- Born: 11 September 1900 Forfar, Scotland
- Died: 5 September 1959 (aged 58) South Africa
- Occupation: Botanist
- Years active: 1919–1955
- Employer: Natal Herbarium

= Helena M. L. Forbes =

Scottish botanist (1900–1959)

Helena M. L. Forbes (11 September 1900 – 5 September 1959) was a Scottish botanist, plant collector and curator who worked primarily on South African flora.

== Biography ==
Helena Madelain Lamond Forbes was born on 11 September 1900 in Forfar, Scotland. When she was a young child, her parents emigrated to Durban and Forbes childhood was spent there. On 1 July 1919, she joined Natal Herbarium in Durban as a Junior Assistant in the Botany Division.

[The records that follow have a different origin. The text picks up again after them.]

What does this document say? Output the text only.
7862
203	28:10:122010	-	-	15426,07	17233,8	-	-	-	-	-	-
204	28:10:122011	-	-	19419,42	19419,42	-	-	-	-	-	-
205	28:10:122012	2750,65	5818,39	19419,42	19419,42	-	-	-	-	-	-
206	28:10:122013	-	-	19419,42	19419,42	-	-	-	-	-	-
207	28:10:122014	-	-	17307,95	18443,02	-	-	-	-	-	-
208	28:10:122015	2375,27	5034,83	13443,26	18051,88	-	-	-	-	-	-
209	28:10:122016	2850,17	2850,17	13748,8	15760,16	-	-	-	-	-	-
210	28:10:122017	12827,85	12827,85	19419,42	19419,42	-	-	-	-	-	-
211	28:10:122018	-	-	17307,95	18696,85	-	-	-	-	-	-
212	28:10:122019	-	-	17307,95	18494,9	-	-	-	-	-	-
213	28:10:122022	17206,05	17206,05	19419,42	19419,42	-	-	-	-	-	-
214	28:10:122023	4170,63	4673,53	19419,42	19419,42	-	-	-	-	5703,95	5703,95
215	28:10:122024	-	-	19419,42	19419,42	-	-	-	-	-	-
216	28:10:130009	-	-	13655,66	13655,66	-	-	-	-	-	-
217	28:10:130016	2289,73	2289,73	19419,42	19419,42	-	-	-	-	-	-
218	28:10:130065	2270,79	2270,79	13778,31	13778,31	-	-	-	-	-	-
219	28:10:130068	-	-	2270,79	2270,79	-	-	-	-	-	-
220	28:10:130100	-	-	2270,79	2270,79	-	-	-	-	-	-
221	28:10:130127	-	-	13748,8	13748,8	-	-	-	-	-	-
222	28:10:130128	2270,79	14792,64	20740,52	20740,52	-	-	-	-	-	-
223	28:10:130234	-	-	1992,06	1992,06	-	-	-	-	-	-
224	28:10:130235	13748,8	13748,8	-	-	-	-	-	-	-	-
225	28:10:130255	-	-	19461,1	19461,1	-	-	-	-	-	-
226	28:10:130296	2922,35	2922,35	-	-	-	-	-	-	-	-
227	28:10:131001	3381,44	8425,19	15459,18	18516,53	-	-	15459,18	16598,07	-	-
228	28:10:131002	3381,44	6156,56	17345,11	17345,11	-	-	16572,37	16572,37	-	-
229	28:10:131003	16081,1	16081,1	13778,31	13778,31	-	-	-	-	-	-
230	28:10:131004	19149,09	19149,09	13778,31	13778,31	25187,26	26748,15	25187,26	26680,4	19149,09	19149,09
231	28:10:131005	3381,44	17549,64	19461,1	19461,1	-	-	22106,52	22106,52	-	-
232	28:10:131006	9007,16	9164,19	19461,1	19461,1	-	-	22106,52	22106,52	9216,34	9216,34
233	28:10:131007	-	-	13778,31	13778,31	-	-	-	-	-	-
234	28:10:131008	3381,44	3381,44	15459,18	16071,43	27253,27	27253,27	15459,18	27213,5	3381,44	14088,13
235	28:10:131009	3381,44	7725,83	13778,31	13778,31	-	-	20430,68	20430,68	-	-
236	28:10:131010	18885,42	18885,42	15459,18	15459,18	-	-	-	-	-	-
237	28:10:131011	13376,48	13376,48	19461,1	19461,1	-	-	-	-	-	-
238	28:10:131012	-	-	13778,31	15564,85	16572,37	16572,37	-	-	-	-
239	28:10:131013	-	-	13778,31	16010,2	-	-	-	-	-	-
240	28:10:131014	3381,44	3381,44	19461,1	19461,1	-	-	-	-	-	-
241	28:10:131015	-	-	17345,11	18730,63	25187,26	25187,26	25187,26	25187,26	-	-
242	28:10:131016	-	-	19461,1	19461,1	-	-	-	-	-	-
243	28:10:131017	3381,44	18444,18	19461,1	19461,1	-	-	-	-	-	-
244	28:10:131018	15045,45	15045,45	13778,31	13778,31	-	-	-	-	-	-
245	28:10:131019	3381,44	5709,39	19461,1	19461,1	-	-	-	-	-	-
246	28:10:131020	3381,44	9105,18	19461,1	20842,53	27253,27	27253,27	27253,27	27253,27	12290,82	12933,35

She became responsible for herbarium maintenance and plant identification. From 1936 to 1937, she worked at Kew Gardens as the South African Liaison Officer. She subsequently returned to South Africa, where she joined the National Herbarium in Pretoria in 1938. In 1940 she returned to Natal Herbarium as Curator and stayed in post until her retirement on 10 September 1955. At her retirement she was described as "a stalwart that kept botanical wheels turning at the herbarium". She suffered from rheumatoid arthritis and died on 5 September 1959.

== Research ==
Forbes was recognised as an authority on the flora of the Natal and, whilst she did not publish widely, she did contribute major revisions of two genera: Psoralea and Tephrosia. Work on Psoralea had begun as early in her career as 1923 and in 1934 she began her work on Tephrosia. During her lifetime she published thirty-two plant names, some of which include: the taxon Ophrestia; Kalanchoe albiflora. During her time at the Natal Herbarium she contributed 1400 specimens to the collection, most of which were from the region. Early in her career she worked on the genus Cassia, as well as flora from Isipingo.

=== Eponym ===
The Indian Ocean alga Beckerella helenae is named after Forbes.

=== Selected publications ===

- 'The Genus Psoralea Linn.' in Bothalia (1936).
- 'A further record of the genus azalea in South Africa. A. Alata (sim) h. Forbes.' South African Journal of Science (1939).